No matter what you do (surgical or non-surgical intervention), your eating habits and exercise regimen will ultimately determine your weight and thus, your health. I had years of therapy before I had the surgery, which is partly why I’ve been successful. And for the record, I lost nearly 50 pounds BEFORE the surgery (30 pounds MORE than my surgeon required) because I was able to address many of my psychological issues around food and “practice” my post-surgery habits for a full 11 months before the surgery.
Bariatric surgery is not for everyone. No matter how good your intentions, how great your support system, you should not have the surgery until you’ve addressed emotional/psychological reasons for eating.
I’m a doctor and can address more specificities of the surgeries. However, I’m not here to give medical advice; that’s for your primary care physician.
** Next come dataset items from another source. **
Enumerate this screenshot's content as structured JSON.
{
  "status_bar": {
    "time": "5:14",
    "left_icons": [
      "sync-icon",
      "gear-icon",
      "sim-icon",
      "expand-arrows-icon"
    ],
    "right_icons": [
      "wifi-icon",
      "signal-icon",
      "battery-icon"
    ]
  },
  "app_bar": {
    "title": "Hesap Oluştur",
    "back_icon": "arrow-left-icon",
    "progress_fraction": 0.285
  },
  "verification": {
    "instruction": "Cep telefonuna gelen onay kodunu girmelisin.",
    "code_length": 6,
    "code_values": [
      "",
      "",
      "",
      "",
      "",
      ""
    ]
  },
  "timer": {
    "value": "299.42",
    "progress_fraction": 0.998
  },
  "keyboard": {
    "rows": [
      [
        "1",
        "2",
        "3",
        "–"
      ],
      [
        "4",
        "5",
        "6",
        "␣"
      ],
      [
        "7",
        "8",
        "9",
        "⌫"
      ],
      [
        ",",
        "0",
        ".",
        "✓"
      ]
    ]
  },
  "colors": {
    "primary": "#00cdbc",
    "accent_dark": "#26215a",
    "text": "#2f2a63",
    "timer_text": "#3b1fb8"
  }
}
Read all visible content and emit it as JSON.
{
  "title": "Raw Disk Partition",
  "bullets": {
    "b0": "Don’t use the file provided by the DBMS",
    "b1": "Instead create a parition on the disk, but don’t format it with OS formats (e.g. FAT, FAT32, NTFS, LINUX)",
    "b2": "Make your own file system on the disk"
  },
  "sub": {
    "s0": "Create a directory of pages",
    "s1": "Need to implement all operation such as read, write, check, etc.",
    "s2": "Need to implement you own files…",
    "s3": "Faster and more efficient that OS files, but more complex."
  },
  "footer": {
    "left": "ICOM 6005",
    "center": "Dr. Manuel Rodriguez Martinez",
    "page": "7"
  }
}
One more thing: one can be too obese for the surgery. At my highest weight, 400+ pounds, there are surgeons who would not have accepted me as a patient. My surgeon, PCP, and therapist all knew that I was in it for the long haul and that I would comply with all requirements. No surgeon wants an extremely obese patient who can’t follow directions. It sounds callous, but it destroys their surgery statistics…and that matters quite a bit for reputational and malpractice purposes. I’m shocked that someone above stated that their 650 pound mother had a bypass. NO way surgeons at my Top 10-ranked hospital would have accepted her as a patient. She got very lucky.
There is one thing I’d like to highlight from the article:
Doctors are free to implant the Lap-Band now in any patient they consider appropriate, but Allergan needs FDA approval to market the device for the wider group.
In a summary also released by the FDA, Allergan said its study findings “make it clear that the benefits of the weight loss exceed the risk of surgery and the risk of failure to treat” obesity.
Allergan also is studying the Lap-Band in teens ages 14 to 17.
One final question:
Anyone notice that the end goal, here, is to ensure that people don’t have to stop eating how they want.. so that the food industry’s money isn’t affected by our weight loss? ‘Cause, I mean, if you actually lost weight by eating what you’re supposed to eat… the entire food system would have to change.
Update:
Allergan Inc.’s stomach-shrinking Lap-Band won a favorable vote from a federal advisory panel Friday, showing how surgery rather than drugs is increasingly gaining favor as a treatment for obesity.
The panel at the Food and Drug Administration voted 8-2 that the benefits of the Allergan device outweighed the risks of using it in a broader patient population.
[…]
The Lap-Band is already approved to treat adults with a body-mass index of 40 or more or a BMI of 35 with at least one obesity-related condition such as Type 2 diabetes or high blood pressure. Allergan wants to market the device to all adults with a BMI of 35 or those who have a BMI of 30 and one obesity-related condition.
Body-mass index is a measure of weight relative to height. A person who is 5 feet, 5 inches and weighs 180 pounds has a body-mass index of 30. [source]
Funny how that works out. Thoughts, y’all?